Baltimore public school officials have put together a 17-page student code of conduct. The topics in the code undoubtedly are there because administrators hope to head off future instances of the kind described. Among the topics are attacks on students and school personnel, and other behavior that could cause death or disfigurement. Significant attention is paid to classroom disruption, defiance of authority, extortion, and robbery.
In suburban Baltimore County public schools, the emphasis is not on warnings and punishments but on character development. The student handbook focuses on ways students can grow and improve themselves. They are expected to have self-control, show good judgment, and have a sense of justice. They are encouraged to show compassion and empathy and behave toward others with kindness.
Most of the violence in the inner city is carried out by what Orlando Patterson, the well-respected African-American sociologist at Harvard University, calls the “inner-city problem minority.” The problem minority is made up mostly of alienated, aggressive, gun-toting black males between the ages of 16 and 35. This problem minority has been the main source of the fear many whites—and law-abiding blacks—have of young black men.

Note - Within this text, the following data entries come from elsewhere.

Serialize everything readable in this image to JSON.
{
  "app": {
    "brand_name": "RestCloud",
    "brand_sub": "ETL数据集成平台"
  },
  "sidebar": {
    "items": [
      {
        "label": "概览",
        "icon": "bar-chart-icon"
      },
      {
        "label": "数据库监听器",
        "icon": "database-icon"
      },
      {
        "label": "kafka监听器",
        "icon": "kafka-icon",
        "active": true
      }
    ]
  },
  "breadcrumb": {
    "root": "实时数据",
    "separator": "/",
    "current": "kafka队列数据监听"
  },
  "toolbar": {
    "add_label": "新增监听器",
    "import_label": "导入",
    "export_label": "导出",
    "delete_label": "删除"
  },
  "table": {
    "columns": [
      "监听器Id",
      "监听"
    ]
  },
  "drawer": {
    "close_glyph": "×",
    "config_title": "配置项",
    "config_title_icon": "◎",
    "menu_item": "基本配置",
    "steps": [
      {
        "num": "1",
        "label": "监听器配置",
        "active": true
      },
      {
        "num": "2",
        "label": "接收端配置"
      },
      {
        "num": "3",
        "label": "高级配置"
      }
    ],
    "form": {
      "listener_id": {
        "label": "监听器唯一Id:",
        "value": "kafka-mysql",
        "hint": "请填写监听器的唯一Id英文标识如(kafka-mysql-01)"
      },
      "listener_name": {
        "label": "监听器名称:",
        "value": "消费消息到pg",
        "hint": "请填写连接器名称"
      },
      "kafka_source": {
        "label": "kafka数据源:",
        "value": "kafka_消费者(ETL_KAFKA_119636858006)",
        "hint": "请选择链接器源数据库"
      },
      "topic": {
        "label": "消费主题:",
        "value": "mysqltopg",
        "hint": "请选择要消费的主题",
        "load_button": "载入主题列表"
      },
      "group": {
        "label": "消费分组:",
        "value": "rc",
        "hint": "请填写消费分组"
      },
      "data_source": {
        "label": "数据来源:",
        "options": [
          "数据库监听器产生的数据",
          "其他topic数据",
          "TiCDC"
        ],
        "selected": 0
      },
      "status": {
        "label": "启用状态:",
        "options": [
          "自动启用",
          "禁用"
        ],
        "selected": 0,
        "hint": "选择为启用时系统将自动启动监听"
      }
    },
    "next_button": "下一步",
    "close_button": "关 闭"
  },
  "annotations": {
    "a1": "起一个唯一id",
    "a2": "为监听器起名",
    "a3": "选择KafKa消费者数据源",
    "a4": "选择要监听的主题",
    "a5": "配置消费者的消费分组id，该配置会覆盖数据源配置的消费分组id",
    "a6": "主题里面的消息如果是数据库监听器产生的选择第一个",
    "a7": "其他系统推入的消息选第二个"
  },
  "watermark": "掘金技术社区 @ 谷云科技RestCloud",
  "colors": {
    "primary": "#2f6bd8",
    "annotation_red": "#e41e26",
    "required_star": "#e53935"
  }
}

Most law-abiding people want to keep their negative influence out of their schools and out of their lives generally. One effect this problem minority has is that a large part of the law-abiding African-American community in the metropolitan area feels unwelcome in their own country and city.
Mayor Mitch Landrieu of New Orleans, which has a rate of violent crime similar to Baltimore’s, says there is an epidemic of black-on-black violence in inner cities across the country. He pleads for action to be taken to deal with it. But thus far there is no successful solution. Political correctness is so deeply rooted that white people are reluctant to publicly say anything negative about any part of the African-American community.
The kind of action needed is long-term prevention. In a recent study by the Prevention Research Center at Pennsylvania State University, a direct connection was shown between the environments of young children and their behavior 20 years later. The researchers found that learning social skills by age 5 is associated with absence of criminal activity later in life. Attending kindergarten led by teachers concerned with generating a spirit of cooperation and caring seemed crucial for later behavior that was not anti-social.
Education begun at an early age that gives priority to character development is necessary if Orlando Patterson’s “problem minority” is to wither away. Suburbanites will need to take chances with their spiritual comfort and find ways of taking down the walls that prevent city children from mingling in school with their own. For the good of the country, local politicians and school administrators must find ways to bring that about without sacrificing the character and quality of their schools. It can be done.